If you only search a few proteins that is probably not a problem - but if you search a few hundred or thousand proteins this could negatively affect accuracy of the FDR calculation. Also very short peptides have a higher chance to be randomly matched and even if the FDR is correct, it will negatively affect the overall result; meaning that you get more results passing a given FDR, if these get filtered out.

With all that said, if you want to include them, then you have to run xiFDR in GUI mode and on the FDR Settings tab select complete FDR. There you can change the setting for Min Pep. Length to something lower.

cxdummies commented 1 year ago

That works!

I did search only a few proteins. I hade to reduce the peptide length, because I knew a particular peptide of 4 amino acids had to be crosslinked. Indeed, the crosslinks involving this peptide turned out to have the highest scores.
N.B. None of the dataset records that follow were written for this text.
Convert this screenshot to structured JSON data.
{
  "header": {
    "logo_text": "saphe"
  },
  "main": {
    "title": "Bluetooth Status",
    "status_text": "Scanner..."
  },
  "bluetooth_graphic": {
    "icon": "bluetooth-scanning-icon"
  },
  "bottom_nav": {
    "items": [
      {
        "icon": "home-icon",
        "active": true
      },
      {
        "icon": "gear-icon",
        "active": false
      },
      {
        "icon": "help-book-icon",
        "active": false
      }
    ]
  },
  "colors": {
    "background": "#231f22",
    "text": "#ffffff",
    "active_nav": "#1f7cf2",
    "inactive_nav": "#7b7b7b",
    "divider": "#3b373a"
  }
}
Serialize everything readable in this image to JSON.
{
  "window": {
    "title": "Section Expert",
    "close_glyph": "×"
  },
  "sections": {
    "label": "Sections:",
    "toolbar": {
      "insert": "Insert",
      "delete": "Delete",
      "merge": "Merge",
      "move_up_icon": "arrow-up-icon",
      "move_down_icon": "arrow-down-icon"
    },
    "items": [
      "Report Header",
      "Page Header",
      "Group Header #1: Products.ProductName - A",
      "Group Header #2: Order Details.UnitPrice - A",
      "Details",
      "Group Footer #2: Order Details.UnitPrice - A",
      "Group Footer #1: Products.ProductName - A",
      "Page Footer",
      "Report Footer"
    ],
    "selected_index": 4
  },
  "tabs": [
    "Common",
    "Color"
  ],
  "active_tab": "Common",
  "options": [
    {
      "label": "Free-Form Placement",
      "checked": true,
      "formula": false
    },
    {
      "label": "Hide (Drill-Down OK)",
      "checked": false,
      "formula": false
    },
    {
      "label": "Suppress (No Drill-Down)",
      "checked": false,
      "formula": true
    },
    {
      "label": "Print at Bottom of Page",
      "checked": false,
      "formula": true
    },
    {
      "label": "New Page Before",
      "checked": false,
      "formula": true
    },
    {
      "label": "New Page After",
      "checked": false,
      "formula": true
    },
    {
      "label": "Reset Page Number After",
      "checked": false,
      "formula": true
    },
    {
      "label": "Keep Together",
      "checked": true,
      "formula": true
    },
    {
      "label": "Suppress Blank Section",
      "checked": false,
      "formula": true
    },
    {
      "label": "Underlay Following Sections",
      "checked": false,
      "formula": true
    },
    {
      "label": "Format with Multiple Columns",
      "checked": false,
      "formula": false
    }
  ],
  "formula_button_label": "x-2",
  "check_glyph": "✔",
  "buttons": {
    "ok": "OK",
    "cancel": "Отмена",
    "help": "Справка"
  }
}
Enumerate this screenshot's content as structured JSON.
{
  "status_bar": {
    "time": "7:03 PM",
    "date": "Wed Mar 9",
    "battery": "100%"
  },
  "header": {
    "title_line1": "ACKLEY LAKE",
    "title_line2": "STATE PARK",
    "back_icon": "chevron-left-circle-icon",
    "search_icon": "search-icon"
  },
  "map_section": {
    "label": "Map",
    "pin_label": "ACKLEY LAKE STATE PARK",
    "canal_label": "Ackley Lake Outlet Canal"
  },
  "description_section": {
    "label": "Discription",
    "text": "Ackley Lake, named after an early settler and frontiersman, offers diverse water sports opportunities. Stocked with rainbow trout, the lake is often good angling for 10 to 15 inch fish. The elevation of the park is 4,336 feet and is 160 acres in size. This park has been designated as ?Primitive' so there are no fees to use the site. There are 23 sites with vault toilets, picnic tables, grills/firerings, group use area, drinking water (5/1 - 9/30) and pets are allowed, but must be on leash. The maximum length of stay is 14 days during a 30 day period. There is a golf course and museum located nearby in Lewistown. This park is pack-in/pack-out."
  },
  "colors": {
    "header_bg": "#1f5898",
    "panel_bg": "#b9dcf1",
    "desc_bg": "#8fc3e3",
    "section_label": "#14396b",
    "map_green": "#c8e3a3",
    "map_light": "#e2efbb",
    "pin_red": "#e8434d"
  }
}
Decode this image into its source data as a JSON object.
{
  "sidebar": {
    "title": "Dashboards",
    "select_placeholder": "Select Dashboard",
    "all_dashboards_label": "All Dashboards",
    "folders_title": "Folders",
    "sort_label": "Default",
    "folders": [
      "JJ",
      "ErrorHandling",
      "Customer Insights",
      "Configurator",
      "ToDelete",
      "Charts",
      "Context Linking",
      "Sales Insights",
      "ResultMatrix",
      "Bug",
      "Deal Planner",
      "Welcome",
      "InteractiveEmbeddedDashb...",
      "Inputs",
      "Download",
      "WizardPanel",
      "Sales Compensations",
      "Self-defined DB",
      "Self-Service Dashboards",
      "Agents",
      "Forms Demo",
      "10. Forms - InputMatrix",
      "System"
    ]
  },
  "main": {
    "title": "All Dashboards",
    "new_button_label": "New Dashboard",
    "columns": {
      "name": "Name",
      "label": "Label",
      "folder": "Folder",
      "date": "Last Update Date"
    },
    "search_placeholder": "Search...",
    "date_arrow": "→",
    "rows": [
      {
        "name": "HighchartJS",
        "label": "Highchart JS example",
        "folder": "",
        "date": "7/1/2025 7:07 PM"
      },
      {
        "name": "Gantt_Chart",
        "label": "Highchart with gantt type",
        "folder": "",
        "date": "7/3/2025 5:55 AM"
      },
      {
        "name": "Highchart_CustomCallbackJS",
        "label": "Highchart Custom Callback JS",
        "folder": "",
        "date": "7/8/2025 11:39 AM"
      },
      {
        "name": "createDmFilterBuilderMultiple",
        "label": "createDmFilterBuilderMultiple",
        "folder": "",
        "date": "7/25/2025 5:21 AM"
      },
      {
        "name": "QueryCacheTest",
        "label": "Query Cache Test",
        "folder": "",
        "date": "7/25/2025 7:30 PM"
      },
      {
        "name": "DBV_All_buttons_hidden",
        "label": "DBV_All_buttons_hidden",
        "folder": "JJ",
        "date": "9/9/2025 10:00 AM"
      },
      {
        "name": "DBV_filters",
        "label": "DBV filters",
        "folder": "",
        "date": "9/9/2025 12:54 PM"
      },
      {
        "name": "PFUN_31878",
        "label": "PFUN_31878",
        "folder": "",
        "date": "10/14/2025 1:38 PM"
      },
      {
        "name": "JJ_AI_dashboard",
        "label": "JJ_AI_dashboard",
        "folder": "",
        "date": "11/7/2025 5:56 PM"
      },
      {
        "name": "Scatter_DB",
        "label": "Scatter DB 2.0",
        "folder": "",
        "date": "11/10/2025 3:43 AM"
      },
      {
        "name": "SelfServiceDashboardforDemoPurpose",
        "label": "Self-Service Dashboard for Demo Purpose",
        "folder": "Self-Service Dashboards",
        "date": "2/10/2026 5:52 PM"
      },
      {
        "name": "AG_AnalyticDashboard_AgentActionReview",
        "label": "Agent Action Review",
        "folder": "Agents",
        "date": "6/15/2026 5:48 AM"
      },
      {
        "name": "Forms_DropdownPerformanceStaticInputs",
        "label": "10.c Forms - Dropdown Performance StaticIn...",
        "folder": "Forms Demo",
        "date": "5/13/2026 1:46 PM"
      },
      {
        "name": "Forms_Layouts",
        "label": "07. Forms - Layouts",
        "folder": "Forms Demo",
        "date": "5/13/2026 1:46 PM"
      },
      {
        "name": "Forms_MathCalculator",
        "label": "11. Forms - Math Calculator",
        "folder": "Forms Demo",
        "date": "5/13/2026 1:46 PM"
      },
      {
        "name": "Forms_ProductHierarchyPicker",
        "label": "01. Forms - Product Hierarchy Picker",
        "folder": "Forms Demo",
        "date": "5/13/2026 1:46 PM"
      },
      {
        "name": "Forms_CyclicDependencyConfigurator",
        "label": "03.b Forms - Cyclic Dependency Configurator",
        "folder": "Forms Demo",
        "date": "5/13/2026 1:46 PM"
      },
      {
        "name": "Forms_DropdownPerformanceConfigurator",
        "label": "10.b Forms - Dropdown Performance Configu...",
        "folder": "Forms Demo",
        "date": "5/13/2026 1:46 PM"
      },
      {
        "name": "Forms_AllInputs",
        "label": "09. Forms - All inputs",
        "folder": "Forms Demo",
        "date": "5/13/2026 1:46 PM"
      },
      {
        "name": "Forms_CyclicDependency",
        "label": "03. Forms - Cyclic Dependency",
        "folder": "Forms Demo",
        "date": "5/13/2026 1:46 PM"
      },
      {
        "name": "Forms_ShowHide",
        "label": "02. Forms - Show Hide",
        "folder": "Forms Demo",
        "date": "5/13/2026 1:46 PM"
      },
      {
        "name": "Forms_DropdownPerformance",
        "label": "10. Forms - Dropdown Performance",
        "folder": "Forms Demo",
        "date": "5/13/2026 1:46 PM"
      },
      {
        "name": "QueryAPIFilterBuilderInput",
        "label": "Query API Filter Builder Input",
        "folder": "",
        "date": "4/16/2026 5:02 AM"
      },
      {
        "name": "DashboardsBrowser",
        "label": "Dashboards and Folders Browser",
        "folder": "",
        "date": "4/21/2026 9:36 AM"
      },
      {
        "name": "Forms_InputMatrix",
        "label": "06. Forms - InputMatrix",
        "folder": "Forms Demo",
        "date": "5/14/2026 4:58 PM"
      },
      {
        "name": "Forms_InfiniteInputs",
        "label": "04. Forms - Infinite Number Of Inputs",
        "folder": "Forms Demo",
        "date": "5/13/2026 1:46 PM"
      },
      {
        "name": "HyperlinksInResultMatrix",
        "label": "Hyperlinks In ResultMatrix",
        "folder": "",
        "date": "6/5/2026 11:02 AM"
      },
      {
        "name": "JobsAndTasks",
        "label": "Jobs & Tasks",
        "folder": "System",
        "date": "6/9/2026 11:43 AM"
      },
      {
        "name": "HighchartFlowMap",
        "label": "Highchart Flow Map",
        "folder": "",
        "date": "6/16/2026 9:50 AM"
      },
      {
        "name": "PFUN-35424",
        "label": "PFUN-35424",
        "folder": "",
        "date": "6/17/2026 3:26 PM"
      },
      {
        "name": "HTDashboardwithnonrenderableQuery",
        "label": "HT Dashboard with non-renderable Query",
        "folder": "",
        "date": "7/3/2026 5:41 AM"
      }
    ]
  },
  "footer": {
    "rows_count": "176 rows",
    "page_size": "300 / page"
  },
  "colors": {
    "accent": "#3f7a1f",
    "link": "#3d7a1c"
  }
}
Do you think lowering FDR setting at residual pairs would help to offset the increased number of random matches? Could you suggest some changes to the settings so that the overall results would not be affected too much due to a shorter peptide length?

Many thanks.

lutzfischer commented 1 year ago

Do you think lowering FDR setting at residual pairs would help to offset the increased number of random matches?

I am not sure I really understand you here. There are two general problems with short peptides, one being the target - decoy equivalence. This one should have relatively little impact here, as you have few proteins and even with 4 amino acids xi should be able to generate enough unique short decoy peptides. The second one is that you have higher random match chance and (if we ignore the first problem) in result fewer matches will pass at a given FDR.

Given your FDR result how much of an impact the short peptides will have largely depends on how many of these actually make it through. If only one or two among a few hundred are short - then there is no problem at all. If these dominate your result the situation would look different.

Could you suggest some changes to the settings so that the overall results would not be affected too much due to a shorter peptide length?

xiFDR has the ability to treat these separate on level of CSMs and peptide pairs - depending of how many of these short peptides are there this might help (FDR Settings-> Define Groups -> Peptide Length). Defining a group of 5 or 6 (meaning everything shorter then 5 or 6 is treated separate) and then defining a 5% or 10% peptide pair FDR additionally to the residue pair FDR might include these in a more sensible way. On level of residue pairs that can still have a rather negative impact - can but does not have to. BUT you would need to have sufficient short peptide matches to make a separate FDR for these - otherwise your FDR on these means next to nothing.

So as long as you have only a few proteins and unless you have a lot of short peptide matches I would just try to reduce the minimum peptide length and see if that gives more interesting links and don't worry overly much about the total number of links.

Most other methods, that I could see, leave you basically open to an unsure error in the end.

cxdummies commented 1 year ago

Could you explain the difference between reduced and complete FDR? Could you recommend a paper that describes xiFDR in detail? Many thanks!

lutzfischer commented 1 year ago

The difference is just that in complete FDR you see all the options. Meaning you can change a lot more settings. All the settings are used in the reduced version as well - just not shown. There is no up to date paper that describes all the options - but if you hover with the mouse over an input field it should give you a short description of what it does.